Am späten Montagabend stand ich mit einer Kollegin vor der roten Fußgängerampel am Ostring. Meilenweit war kein Auto in Sicht. Wir schauten uns kurz an und gingen gemeinsam stumm über die Straße. Bei Rot!
Ich gestehe an dieser Stelle noch mehr: Auch bei helllichtem Tag bin ich schon mehrfach an mitunter verkehrsreichen Kreuzungen über rote Fußgängerampeln spaziert.
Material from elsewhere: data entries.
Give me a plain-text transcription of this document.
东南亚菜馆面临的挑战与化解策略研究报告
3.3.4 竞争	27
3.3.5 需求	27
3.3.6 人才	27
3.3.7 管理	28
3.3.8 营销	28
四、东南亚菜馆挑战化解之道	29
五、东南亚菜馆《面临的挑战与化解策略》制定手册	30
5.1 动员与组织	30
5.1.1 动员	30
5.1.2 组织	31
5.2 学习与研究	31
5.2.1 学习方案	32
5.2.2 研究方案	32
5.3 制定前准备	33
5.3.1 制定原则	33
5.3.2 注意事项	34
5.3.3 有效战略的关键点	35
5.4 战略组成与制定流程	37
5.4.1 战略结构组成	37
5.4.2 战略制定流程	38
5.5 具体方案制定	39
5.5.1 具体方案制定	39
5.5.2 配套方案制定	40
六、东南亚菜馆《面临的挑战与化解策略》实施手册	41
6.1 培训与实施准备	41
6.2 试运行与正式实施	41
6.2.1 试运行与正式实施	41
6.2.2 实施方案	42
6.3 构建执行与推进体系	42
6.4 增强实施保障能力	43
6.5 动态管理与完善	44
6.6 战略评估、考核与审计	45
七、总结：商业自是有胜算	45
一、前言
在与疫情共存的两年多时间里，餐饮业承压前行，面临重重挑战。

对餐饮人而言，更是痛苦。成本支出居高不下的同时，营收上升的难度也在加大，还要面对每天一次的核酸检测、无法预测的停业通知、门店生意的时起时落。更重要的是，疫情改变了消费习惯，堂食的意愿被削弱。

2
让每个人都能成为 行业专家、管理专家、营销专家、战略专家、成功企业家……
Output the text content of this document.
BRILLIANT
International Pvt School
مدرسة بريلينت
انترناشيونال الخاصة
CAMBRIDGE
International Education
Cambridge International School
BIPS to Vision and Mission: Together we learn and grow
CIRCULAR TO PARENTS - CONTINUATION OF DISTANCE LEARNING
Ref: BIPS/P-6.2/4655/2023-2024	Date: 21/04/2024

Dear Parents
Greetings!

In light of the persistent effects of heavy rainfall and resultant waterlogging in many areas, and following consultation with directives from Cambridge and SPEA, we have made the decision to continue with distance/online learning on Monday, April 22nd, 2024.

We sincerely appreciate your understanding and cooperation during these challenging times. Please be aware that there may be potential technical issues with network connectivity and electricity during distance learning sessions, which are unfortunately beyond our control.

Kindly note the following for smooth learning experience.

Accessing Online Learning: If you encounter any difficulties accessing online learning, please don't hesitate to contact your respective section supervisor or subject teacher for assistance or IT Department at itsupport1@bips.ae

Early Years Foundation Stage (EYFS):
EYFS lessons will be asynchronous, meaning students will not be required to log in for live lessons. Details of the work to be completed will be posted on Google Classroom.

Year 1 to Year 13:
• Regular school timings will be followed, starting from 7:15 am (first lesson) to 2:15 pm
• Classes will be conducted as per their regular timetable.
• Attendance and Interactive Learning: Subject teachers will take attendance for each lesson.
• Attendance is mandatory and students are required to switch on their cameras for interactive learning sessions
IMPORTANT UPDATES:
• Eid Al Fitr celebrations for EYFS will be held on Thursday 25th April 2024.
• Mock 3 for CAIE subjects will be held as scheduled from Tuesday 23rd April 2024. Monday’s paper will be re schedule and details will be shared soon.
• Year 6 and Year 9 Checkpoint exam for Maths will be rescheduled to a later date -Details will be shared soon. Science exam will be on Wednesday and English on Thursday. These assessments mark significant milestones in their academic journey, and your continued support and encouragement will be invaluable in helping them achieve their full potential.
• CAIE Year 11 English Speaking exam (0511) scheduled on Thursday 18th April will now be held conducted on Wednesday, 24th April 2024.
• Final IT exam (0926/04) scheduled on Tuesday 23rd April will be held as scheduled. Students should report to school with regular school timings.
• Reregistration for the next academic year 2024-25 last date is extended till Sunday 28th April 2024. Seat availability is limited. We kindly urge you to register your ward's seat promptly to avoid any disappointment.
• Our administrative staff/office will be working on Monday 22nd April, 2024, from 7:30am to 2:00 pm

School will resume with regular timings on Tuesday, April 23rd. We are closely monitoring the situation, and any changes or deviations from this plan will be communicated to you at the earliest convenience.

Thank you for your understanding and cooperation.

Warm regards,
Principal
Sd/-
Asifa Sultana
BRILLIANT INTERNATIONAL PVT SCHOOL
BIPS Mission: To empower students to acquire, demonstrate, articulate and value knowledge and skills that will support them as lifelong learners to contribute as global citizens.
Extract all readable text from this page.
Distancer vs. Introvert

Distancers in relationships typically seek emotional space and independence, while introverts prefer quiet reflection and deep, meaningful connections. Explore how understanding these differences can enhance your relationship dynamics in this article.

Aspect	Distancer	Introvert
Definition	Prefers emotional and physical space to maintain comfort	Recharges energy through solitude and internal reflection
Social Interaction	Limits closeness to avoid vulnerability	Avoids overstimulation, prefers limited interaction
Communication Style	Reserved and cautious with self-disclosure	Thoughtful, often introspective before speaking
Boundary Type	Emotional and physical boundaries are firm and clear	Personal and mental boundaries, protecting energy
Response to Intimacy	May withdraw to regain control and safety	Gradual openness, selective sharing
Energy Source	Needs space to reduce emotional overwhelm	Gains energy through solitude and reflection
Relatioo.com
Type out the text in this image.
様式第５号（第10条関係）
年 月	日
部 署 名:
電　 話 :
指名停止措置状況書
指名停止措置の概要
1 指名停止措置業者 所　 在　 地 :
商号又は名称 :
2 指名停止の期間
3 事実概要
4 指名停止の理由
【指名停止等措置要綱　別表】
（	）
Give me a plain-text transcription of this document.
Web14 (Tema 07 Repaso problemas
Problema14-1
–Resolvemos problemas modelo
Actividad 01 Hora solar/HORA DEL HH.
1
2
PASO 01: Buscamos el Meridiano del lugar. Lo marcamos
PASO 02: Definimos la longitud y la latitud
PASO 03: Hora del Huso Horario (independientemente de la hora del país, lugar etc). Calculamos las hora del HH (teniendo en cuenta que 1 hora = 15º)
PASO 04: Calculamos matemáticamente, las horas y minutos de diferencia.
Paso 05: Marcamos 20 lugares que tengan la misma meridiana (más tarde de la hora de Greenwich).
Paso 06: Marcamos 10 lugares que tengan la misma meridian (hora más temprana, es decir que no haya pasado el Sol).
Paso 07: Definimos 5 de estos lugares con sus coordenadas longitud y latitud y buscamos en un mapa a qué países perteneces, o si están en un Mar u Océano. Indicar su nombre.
Nämlich dann, wenn bei einwandfreier Sicht von wirklich gar keiner Seite auch nur am Horizont ein motorisiertes Verkehrsmittel in Sicht war. (Sollten Ordnungsbehörden mitlesen: Sämtliche Verstöße sind verjährt.)
Gesunder Menschenverstand über dem Gesetz
Ich bin mir durchaus bewusst, dass ich bei diesen Gelegenheiten meinen gesunden Menschenverstand und mein nicht eingeschränktes Urteilsvermögen (in keinem der Fälle war ich nach meiner Erinnerung alkoholisiert) über das Gesetz gestellt habe. Wichtig zu erwähnen: Selbstverständlich achte ich darauf, dass mich bei diesen Vergehen keine Kinder beobachten und es meinem schlechten Vorbild gleichtun könnten. Sie müssen erst noch lernen: An Verkehrsregeln muss man sich halten! (Fast immer.)
Das Warten an der roten Fußgängerampel bei Nacht und autoleerer Straße ist dem nächtlichen Radfahrverbot in Unnas Fußgängerzone recht ähnlich. Als Radfahrer, der keine Zeit verlieren will, steige ich nicht ab, weil ich mir sage: Was soll denn, bitteschön, Gefährliches geschehen montags zu nachtschlafender Zeit in der Fußgängerzone in Klein-Unna?
Auch hier wird der gesunde Menschenverstand über das Gesetz gestellt. So zu handeln ist menschlich. Und dennoch sehe ich einen tieferen Sinn hinter manchen absurd erscheinenden Regeln des Straßenverkehrs.
Vertrauen im Straßenverkehr schafft Sicherheit
Im deutschen Straßenverkehrsrecht gilt der Vertrauensgrundsatz. Mein liebstes Beispiel für dieses Prinzip ist: Man kann und darf sich bei uns darauf verlassen, dass Autos vor einem Zebrastreifen anhalten, wenn Fußgänger dort warten. (Zumindest ist mir Gegenteiliges noch nicht passiert.) Vertrauen Sie darauf besser nicht in Paris – dort scheinen Autofahrer Zebrastreifen für Kunst im öffentlichen Raum zu halten, aber nicht als verkehrsrechtliches Gebot zu verstehen.
Nur belastbares Vertrauen im Straßenverkehr – ob von Radfahrer zu Autofahrer oder Fußgänger zu Radfahrer – kann aber Sicherheit auch für schwächere Verkehrsteilnehmer schaffen. Selbst in tiefer Nacht kann der rasende Radfahrer unverhofft einen Passanten in der Fußgängerzone übersehen. Damit sollte ich als Fußgänger aber nicht rechnen müssen, solange es das Nachtfahrverbot gibt.